Pros: better stability in comparison with normal equations cons: higher complexity

SVD decomposition

In linear algebra, the singular value decomposition (SVD) is a factorization of a real or complex matrix. It has many useful applications in signal processing and statistics.

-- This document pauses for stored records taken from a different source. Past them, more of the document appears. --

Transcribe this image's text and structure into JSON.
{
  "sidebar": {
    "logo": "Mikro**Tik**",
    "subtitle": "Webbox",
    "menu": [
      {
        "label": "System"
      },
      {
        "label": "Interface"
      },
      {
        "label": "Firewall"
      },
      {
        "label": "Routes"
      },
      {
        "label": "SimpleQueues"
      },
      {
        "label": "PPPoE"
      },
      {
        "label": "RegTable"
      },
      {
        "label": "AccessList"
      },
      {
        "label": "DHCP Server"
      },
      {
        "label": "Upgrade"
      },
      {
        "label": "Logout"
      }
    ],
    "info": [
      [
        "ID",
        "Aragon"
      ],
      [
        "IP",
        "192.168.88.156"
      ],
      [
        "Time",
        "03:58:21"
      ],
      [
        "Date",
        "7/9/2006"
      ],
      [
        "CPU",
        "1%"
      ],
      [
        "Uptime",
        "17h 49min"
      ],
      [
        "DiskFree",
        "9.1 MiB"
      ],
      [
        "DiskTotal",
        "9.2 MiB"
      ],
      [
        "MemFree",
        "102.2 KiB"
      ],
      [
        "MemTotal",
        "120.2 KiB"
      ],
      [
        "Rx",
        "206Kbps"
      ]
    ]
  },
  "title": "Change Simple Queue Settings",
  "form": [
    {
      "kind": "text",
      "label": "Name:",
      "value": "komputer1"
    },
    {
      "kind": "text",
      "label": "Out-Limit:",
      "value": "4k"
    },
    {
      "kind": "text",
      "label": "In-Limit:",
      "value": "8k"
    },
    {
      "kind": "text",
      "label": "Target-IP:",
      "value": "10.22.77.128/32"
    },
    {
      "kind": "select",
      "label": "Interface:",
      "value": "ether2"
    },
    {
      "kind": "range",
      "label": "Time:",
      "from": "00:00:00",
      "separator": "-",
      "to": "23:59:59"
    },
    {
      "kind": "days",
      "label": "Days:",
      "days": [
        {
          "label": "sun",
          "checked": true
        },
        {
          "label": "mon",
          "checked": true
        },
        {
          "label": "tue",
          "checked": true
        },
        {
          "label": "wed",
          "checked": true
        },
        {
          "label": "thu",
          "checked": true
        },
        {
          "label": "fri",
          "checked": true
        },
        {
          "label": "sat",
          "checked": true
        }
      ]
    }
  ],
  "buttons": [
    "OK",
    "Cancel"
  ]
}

Formally, the singular value decomposition of an $m \times n$ real or complex matrix $\bf{B}$ is a factorization of the form $\bf{B}= \bf{U\Sigma V^\T}$, where $\bf{U}$ is an $m \times m$ real or complex unitary matrix, $\bf{\Sigma}$ is an $m \times n$ rectangular diagonal matrix with non-negative real numbers on the diagonal, and $\bf{V}^\T$ is an $n \times n$ real or complex unitary matrix. The diagonal entries $\Sigma_{ii}$ are known as the singular values of $\bf{B}$. The $m$ columns of $\bf{U}$ and the $n$ columns of $\bf{V}$ are called the left-singular vectors and right-singular vectors of $\bf{B}$, respectively.

The singular value decomposition and the eigen decomposition are closely related. Namely:

  • The left-singular vectors of $\bf{B}$ are eigen vectors of $\bf{BB}^\T$.
  • The right-singular vectors of $\bf{B}$ are eigen vectors of $\bf{B}^\T{B}$.
  • The non-zero singular values of $\bf{B}$ (found on the diagonal entries of $\bf{\Sigma}$) are the square roots of the non-zero eigenvalues of both $\bf{B}^\T\bf{B}$ and $\bf{B}^\T \bf{B}$.

with SVD we can write \bf{B} as \[\bf{B}=\bf{U\Sigma{{V}^{\T}}}\] where are \bf{U} and \bf{V} again unitary matrices and $\bf{\Sigma}$ stands for diagonal matrix of singular values.

Again we can solve either the system or compute pseudo inverse as

\[ \bf{B}^{-1} = \left( \bf{U\Sigma V}^\T\right)^{-1} = \bf{V}\bf{\Sigma^{-1}U}^\T \] where $\bf{\Sigma}^{-1}$ is trivial, just replace every non-zero diagonal entry by its reciprocal and transpose the resulting matrix. The stability gain is exactly here, one can now set threshold below which the singular value is considered as 0, basically truncate all singular values below some value and thus stabilize the inverse.

SVD decomposition complexity \[ 2mn^2+2n^3 = O(n^3) \]

Pros: stable cons: high complexity

End notes

  1. Note that our definition is a bit unusual, usually weights are not squared with the values. However, we do this to avoid computing square roots when doing MLS. If you are used to the usual definition, consider the weight to be $\omega^2$.